SANBORN, N.Y. (WIVB) - A veterans rehabilitation center in Sanborn has been sitting empty because of government red tape, but that's about to change.
The Freedom Village has been ready to open since September, but News 4 aired a story that it was sitting unused because of a four-month delay from the state, and that story got the community riled up.
"Absolutely people were riled up," said Paige Prentice, Vice President Operations for Horizon Health Services. "They were texting, emailing, calling. What do you mean, four months? Well, I mean four months. It was the fact."
State Sen. George Maziarz immediately contacted the commissioner of the Office of Alcohol and Substance Abuse Services, or OASAS. And suddenly four months turned into four days. The state finished the paperwork for the Freedom Village in Sanborn, and the facility can now accept patients this week.
"We've reduced our wait list by 25 percent in one day. Just because that facility is going to open. And what does this mean to veterans? It means they have a place to come and get help. Today," Prentice said.
Rehab providers like Horizon Health Services, which runs the Freedom Village, have found veterans who served overseas are often prescribed prescription drugs to treat physical, mental, and emotional pain. Those prescriptions are leading to some addictions. They say that's why a rehab center tailored to veterans is so important.

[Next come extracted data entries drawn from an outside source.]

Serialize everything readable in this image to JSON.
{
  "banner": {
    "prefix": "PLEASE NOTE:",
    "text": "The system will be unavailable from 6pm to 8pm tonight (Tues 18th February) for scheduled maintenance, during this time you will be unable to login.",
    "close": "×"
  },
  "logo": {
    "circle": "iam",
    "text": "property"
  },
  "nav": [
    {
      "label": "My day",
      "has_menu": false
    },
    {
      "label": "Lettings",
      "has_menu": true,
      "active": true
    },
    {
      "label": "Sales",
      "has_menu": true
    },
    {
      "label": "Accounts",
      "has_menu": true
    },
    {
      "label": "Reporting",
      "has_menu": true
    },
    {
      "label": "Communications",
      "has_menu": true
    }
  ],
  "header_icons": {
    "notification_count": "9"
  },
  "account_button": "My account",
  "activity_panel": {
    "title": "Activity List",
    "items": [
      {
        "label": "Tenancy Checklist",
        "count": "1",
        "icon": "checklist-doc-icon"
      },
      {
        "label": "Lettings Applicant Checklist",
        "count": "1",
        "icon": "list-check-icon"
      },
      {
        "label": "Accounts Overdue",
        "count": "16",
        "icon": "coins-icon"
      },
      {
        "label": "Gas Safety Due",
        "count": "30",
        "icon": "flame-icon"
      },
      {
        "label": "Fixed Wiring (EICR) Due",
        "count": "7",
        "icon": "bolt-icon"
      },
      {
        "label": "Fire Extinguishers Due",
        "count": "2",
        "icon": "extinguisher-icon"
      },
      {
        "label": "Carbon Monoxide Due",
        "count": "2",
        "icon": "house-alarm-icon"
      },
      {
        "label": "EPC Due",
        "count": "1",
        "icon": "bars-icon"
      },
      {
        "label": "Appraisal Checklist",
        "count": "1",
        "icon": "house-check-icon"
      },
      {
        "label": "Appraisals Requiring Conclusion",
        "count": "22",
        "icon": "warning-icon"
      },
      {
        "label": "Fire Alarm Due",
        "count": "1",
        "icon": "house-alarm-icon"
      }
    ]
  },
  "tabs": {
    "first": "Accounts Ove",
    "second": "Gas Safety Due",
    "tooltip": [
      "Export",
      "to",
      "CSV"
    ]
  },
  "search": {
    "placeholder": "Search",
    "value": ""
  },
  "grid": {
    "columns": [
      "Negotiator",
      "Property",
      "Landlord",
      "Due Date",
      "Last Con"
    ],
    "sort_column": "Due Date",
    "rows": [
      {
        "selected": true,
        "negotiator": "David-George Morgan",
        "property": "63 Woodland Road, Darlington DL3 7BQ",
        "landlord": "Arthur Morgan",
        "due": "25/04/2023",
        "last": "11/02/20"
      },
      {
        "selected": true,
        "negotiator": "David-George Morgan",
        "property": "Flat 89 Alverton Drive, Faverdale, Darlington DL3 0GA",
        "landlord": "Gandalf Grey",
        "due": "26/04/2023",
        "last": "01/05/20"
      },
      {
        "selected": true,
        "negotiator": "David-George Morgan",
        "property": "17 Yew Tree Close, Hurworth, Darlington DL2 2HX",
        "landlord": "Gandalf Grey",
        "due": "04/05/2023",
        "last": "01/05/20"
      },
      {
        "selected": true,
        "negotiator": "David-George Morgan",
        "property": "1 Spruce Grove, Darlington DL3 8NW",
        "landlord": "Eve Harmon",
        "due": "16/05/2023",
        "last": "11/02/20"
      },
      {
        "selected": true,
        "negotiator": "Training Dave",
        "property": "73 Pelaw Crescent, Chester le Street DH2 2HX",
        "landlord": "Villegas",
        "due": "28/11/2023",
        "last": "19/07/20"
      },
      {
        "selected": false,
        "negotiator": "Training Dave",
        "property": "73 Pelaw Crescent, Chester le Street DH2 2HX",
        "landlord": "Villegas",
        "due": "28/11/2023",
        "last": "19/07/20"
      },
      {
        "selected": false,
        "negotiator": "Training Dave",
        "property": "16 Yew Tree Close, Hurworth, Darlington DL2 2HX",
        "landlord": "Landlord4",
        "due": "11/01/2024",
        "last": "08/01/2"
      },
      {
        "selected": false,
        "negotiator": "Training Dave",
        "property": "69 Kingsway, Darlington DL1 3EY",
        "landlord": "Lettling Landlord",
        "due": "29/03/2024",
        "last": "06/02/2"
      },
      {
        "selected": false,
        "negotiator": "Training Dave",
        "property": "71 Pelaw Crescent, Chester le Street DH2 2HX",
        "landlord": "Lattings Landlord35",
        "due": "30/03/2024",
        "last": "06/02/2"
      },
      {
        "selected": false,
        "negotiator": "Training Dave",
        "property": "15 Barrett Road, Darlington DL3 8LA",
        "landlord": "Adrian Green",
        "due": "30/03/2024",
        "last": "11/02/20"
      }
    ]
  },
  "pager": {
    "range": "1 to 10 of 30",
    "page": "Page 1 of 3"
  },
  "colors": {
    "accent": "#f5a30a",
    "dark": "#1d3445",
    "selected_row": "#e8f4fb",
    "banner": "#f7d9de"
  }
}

And that's why it was important to Sen. Maziarz to make sure its opening is delayed no longer.
"Just these bureaucratic delays. This is the problem some of these representatives here have been talking about. It's just unacceptable. I don't know why it was. We are going to look into exactly why it was. But we cleared it up pretty quickly and Freedom Village is going to open and that's the most important thing," Sen. Maziarz said.
When asked how do we know this isn't going to happen to another rehab facility, Maziarz said: "That's exactly the question myself, my colleagues and quite frankly the governor's office is going to be asking."
OASAS said in a written statement that the process was never going to take four months, and they took care of the paperwork as soon as they received it from the provider.